NWAC and EPC:  Inspired/Infallible, PCA: Inerrant, Inspired/Infallible.  The PC(USA) answer?  “Debatable.”

Give me a break.  We in the PC(USA) have 11 (eleven) Confessions that are part of our CONSTITUTION.  These are foundational confessions, creeds, and statements that express who we are as Presbyterians and how we understand and interpret Scripture.  All of us who are leaders in the Presbyterian Church (USA) — including the pastors and elders of Bay Presbyterian Church, I might point out — take vows at our ordination including the following (the first three vows):

  • Do you trust in Jesus Christ your Savior, acknowledge him Lord of all and Head of the Church, and through him believe in one God, Father, Son, and Holy Spirit?

(<start sarcasm> that’s pretty ambiguous now, isn’t it?  <end>)

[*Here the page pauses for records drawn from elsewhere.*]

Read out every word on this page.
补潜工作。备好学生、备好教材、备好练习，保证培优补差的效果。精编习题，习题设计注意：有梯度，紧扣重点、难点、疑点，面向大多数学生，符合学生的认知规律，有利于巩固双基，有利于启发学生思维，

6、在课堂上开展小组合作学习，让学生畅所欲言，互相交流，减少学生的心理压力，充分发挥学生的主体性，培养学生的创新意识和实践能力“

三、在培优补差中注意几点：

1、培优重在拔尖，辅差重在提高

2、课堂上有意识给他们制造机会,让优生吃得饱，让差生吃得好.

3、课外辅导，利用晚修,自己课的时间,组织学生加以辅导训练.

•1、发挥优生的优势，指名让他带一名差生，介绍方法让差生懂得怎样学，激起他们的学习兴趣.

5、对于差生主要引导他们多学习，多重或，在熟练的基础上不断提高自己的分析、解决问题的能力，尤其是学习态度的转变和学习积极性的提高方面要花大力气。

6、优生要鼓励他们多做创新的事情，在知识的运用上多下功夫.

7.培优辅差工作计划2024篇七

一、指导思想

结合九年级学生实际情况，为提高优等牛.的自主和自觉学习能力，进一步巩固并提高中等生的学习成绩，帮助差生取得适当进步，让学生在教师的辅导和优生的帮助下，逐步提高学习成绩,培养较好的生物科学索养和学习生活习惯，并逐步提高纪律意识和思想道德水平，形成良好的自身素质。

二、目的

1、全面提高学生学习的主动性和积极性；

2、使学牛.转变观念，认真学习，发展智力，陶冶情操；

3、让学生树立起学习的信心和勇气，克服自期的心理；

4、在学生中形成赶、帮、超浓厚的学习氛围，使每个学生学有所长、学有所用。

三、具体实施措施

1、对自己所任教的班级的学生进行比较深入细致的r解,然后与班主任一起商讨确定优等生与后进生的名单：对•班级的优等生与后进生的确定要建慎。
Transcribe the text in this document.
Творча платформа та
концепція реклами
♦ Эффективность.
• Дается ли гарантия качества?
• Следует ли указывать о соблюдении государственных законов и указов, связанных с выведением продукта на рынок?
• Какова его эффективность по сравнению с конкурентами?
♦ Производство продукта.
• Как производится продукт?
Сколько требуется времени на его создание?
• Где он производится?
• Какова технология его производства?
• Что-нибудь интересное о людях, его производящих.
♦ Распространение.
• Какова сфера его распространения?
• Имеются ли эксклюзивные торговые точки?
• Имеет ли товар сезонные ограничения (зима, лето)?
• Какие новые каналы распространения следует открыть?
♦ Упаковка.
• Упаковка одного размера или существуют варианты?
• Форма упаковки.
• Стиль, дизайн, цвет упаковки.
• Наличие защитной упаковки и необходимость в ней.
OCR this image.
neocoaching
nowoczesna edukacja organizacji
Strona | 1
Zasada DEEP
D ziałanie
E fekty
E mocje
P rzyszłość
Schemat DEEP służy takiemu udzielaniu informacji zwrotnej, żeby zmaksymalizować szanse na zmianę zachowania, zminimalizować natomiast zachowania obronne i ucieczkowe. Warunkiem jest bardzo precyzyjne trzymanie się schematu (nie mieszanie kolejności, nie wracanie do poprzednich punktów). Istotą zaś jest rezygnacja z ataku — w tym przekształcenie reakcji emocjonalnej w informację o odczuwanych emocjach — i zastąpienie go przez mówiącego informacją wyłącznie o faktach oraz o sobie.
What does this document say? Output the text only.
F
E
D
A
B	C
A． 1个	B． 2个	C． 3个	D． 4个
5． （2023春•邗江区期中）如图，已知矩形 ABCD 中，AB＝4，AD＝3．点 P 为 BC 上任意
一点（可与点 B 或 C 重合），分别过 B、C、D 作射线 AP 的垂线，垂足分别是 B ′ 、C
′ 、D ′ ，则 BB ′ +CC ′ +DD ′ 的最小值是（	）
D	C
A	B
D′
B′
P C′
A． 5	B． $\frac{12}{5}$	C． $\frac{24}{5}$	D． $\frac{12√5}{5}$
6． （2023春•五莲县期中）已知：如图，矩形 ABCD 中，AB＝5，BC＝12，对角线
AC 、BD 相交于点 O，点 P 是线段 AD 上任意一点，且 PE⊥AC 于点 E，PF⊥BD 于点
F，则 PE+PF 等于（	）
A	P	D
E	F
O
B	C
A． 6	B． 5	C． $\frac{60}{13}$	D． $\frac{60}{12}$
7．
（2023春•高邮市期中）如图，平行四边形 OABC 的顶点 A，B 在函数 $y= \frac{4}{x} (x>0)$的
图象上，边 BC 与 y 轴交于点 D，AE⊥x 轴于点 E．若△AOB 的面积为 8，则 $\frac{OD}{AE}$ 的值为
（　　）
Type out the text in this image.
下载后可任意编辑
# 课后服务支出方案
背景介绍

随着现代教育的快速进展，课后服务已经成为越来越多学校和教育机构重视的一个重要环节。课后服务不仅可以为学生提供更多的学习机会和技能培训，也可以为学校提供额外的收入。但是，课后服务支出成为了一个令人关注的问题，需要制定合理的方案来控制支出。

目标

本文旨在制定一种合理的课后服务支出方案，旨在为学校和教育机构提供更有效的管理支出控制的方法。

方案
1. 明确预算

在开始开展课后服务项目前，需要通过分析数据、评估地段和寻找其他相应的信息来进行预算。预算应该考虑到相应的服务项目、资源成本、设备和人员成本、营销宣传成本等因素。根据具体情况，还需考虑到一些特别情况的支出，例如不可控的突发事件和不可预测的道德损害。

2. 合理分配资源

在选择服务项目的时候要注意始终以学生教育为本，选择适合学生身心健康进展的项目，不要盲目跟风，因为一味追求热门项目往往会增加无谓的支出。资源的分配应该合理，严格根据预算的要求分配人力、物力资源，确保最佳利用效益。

  • Do you accept the Scriptures of the Old and New Testaments to be, by the Holy Spirit, the unique and authoritative witness to Jesus Christ in the Church universal, and God’s Word to you?

(such ambiguity again!)

  • Do you sincerely receive and adopt the essential tenets of the Reformed faith as expressed in the confessions of our church as authentic and reliable expositions of what Scripture leads us to believe and do, and will you be instructed and led by those confessions as you lead the people of God?

(and a third time…)

If by “debatable” the leaders of Bay Church intend to be educating their congregation in the long history of the Reformed Tradition to be “Reformed and always being reformed,” then I commend them.  We DO have healthy debates about Jesus, Scripture, issues facing the church, etc.  If we didn’t engage in these conversations, we would not have ELEVEN confessions of faith.  Each of these magnificent expressions grew out of confidence that who God is and what God is about is bigger that we can imagine or capture in words.  Each of the confessions are the result of faithful discernment.  So in this sense, “debatable” is a cornerstone value of the PC(USA).

But that’s not what they mean.  They are falsely accusing the PC(USA) of not having a Christology or an understanding of Scripture’s authority.  Hogwash.  And shame on those leaders for lying to their congregation and distorting the truth about the PC(USA).

To the leaders of Bay Presbyterian Church:  shame on you.  You are engaging in behavior that violates your ordination vows.  You are being like the divorcing spouse who makes up lies and false accusations to demonize your partner.  Please don’t treat the “kids” and our “neighbors” this way, even if we are divorcing.

I wish you would not leave the PC(USA).  But if you do, I wish you all of God’s grace and peace.  But I also wish that you would not distort who I am and who WE are in the Presbyterian Church (USA) simply to make the divorce feel better for you.  We are sisters and brothers in Christ.  That’s not debatable.